Kakay conta que, apesar disso, um dos conselheiros afirmou que o afastamento do ministro se devia ao “conjunto da obra”, mas que outro ressalvou que sua decisão não se baseava nas transcrições lidas por Dipp. 

O advogado criticou a intenção "pedagógica" da decisão, que contou com o acerto antecipado de votos pelos conselheiros. "Quase caí da cadeira quando o conselheiro Jorge Hélio disse que a decisão seria unânime, faltando ainda quatro votos a serem proferidos", conta. "Isso é uma negação da independência dos juízes."

Cicatriz na história
Na opinião do presidente da Associação dos Magistrados do Brasil, Mozart Valadares, a conclusão do CNJ arranha a imagem do Judiciário. “Estamos tristes principalmente porque são magistrados de instâncias superiores”, diz. Segundo ele, mesmo que ambos consigam provar inocência no Supremo Tribunal Federal, a imagem do Judiciário já foi “definitivamente manchada”, já que é o segundo colegiado que decide contra eles. Antes, o Plenário do STF já havia resolvido aceitar a denúncia feita pela Procuradoria-Geral da República. “É claro que isso não significa julgamento final, mas uma denúncia só é aceita pelo Supremo quando existem indícios fortes.” Para Valadaraes, no entanto, uma absolvição no STF pode esvaziar os argumentos do CNJ. “Haveria uma contradição de decisões”, diz.

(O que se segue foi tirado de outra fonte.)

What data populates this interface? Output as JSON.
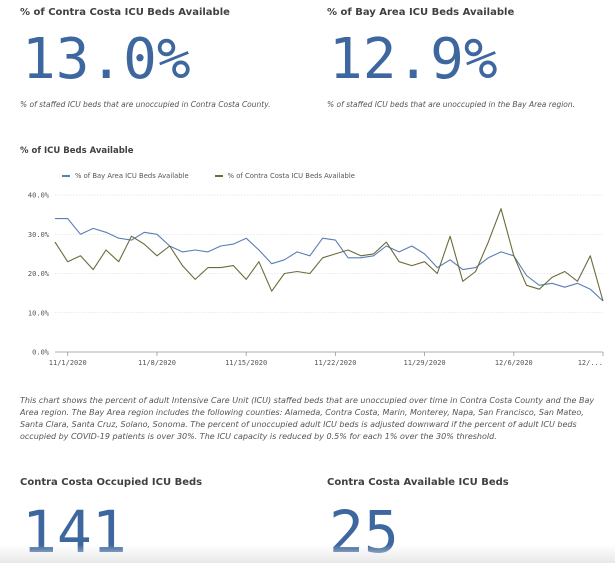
{
  "kpi_contra_pct": {
    "title": "% of Contra Costa ICU Beds Available",
    "value": "13.0%",
    "subtitle": "% of staffed ICU beds that are unoccupied in Contra Costa County."
  },
  "kpi_bay_pct": {
    "title": "% of Bay Area ICU Beds Available",
    "value": "12.9%",
    "subtitle": "% of staffed ICU beds that are unoccupied in the Bay Area region."
  },
  "chart_section": {
    "title": "% of ICU Beds Available"
  },
  "chart_data": {
    "type": "line",
    "y_ticks": [
      "0.0%",
      "10.0%",
      "20.0%",
      "30.0%",
      "40.0%"
    ],
    "ylim": [
      0,
      40
    ],
    "x_ticks": [
      "11/1/2020",
      "11/8/2020",
      "11/15/2020",
      "11/22/2020",
      "11/29/2020",
      "12/6/2020",
      "12/..."
    ],
    "x_start": "10/31/2020",
    "x_end": "12/13/2020",
    "grid": "horizontal",
    "legend_position": "top-left",
    "series": [
      {
        "name": "% of Bay Area ICU Beds Available",
        "color": "#5a7fb3",
        "values": [
          34.0,
          34.0,
          30.0,
          31.5,
          30.5,
          29.0,
          28.5,
          30.5,
          30.0,
          27.0,
          25.5,
          26.0,
          25.5,
          27.0,
          27.5,
          29.0,
          26.0,
          22.5,
          23.5,
          25.5,
          24.5,
          29.0,
          28.5,
          24.0,
          24.0,
          24.5,
          27.0,
          25.5,
          27.0,
          25.0,
          21.5,
          23.5,
          21.0,
          21.5,
          24.0,
          25.5,
          24.5,
          19.5,
          17.0,
          17.5,
          16.5,
          17.5,
          16.0,
          13.0
        ]
      },
      {
        "name": "% of Contra Costa ICU Beds Available",
        "color": "#6b6b3c",
        "values": [
          28.0,
          23.0,
          24.5,
          21.0,
          26.0,
          23.0,
          29.5,
          27.5,
          24.5,
          27.0,
          22.0,
          18.5,
          21.5,
          21.5,
          22.0,
          18.5,
          23.0,
          15.5,
          20.0,
          20.5,
          20.0,
          24.0,
          25.0,
          26.0,
          24.5,
          25.0,
          28.0,
          23.0,
          22.0,
          23.0,
          20.0,
          29.5,
          18.0,
          20.5,
          28.0,
          36.5,
          24.5,
          17.0,
          16.0,
          19.0,
          20.5,
          18.0,
          24.5,
          13.0
        ]
      }
    ]
  },
  "chart_description": "This chart shows the percent of adult Intensive Care Unit (ICU) staffed beds that are unoccupied over time in Contra Costa County and the Bay Area region. The Bay Area region includes the following counties: Alameda, Contra Costa, Marin, Monterey, Napa, San Francisco, San Mateo, Santa Clara, Santa Cruz, Solano, Sonoma. The percent of unoccupied adult ICU beds is adjusted downward if the percent of adult ICU beds occupied by COVID-19 patients is over 30%. The ICU capacity is reduced by 0.5% for each 1% over the 30% threshold.",
  "kpi_contra_occupied": {
    "title": "Contra Costa Occupied ICU Beds",
    "value": "141"
  },
  "kpi_contra_available": {
    "title": "Contra Costa Available ICU Beds",
    "value": "25"
  }
}
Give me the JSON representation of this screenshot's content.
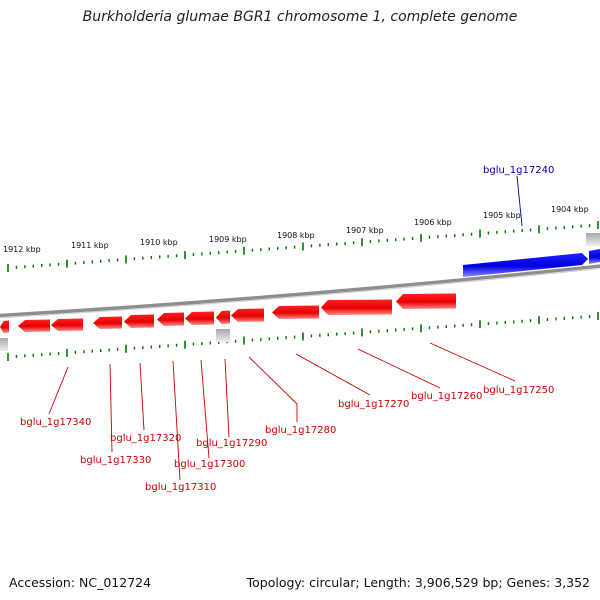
{
  "title": "Burkholderia glumae BGR1 chromosome 1, complete genome",
  "footer": {
    "accession": "Accession: NC_012724",
    "summary": "Topology: circular; Length: 3,906,529 bp; Genes: 3,352"
  },
  "kbp_labels": [
    "1912 kbp",
    "1911 kbp",
    "1910 kbp",
    "1909 kbp",
    "1908 kbp",
    "1907 kbp",
    "1906 kbp",
    "1905 kbp",
    "1904 kbp"
  ],
  "colors": {
    "forward_gene": "#0000ee",
    "reverse_gene": "#ee0000",
    "forward_label": "#0000aa",
    "reverse_label": "#cc0000",
    "tick": "#007700",
    "backbone": "#888888"
  },
  "genes_forward": [
    {
      "label": "bglu_1g17240"
    }
  ],
  "genes_reverse": [
    {
      "label": "bglu_1g17250"
    },
    {
      "label": "bglu_1g17260"
    },
    {
      "label": "bglu_1g17270"
    },
    {
      "label": "bglu_1g17280"
    },
    {
      "label": "bglu_1g17290"
    },
    {
      "label": "bglu_1g17300"
    },
    {
      "label": "bglu_1g17310"
    },
    {
      "label": "bglu_1g17320"
    },
    {
      "label": "bglu_1g17330"
    },
    {
      "label": "bglu_1g17340"
    }
  ]
}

Para a Ordem dos Advogados do Brasil, no julgamento de um possível recurso contra a punição ou no processo penal, o Supremo Tribunal Federal deve tomar a decisão do CNJ como exemplo e ser “tão rigoroso quanto”. De acordo com o presidente da entidade, Ophir Cavalcante Júnior, apesar de os punidos terem o benefício da presunção de inocência, também têm maiores obrigações para com a sociedade pelo fato de serem magistrados. “A postura deve ser ética, proba, mais do que a maioria dos cidadãos, já que são os juízes quem julgam ilegalidades e desvios”, diz. “Cabe ao magistrado dar o exemplo.”

Na opinião do presidente da Ordem, a decisão do Conselho não se baseou nos processos criminais que correm no Supremo, mas sim em investigação administrativa conduzida de acordo com a Lei Orgânica da Magistratura. “Os dois se desviaram de seus deveres funcionais, conclusão a que se chegou pela interpretação sistêmica das provas”, afirma. Ele também criticou a aposentadoria remunerada dos punidos. "É um escárnio para a sociedade."

Bingos ilegais
O ministro Paulo Medina é acusado de negociar, por intermédio de seu irmão Virgílio, uma liminar para liberar 900 máquinas de caça-níqueis aprendidas em Niterói, no Rio de Janeiro, em troca de propina de R$ 1 milhão — como em todos os casos semelhantes, o processo baseia-se em interceptações telefônicas. O esquema foi apontado pela Polícia Federal, que deflagrou a Operação Hurricane.

O irmão do ministro Paulo Medina, o advogado Virgílio Medina, foi preso quando a operação foi deflagrada, assim como os desembargadores do Tribunal Regional Federal da 2ª Região José Eduardo Carreira Alvim e José Ricardo Regueira, o juiz do Tribunal Regional do Trabalho da 15ª Região, Ernesto da Luz Pinto Dória, e o procurador regional da República João Sérgio Leal Pereira.

[Notícia alterada em 4 de agosto de 2010, às 15h40, para acréscimo de informações.]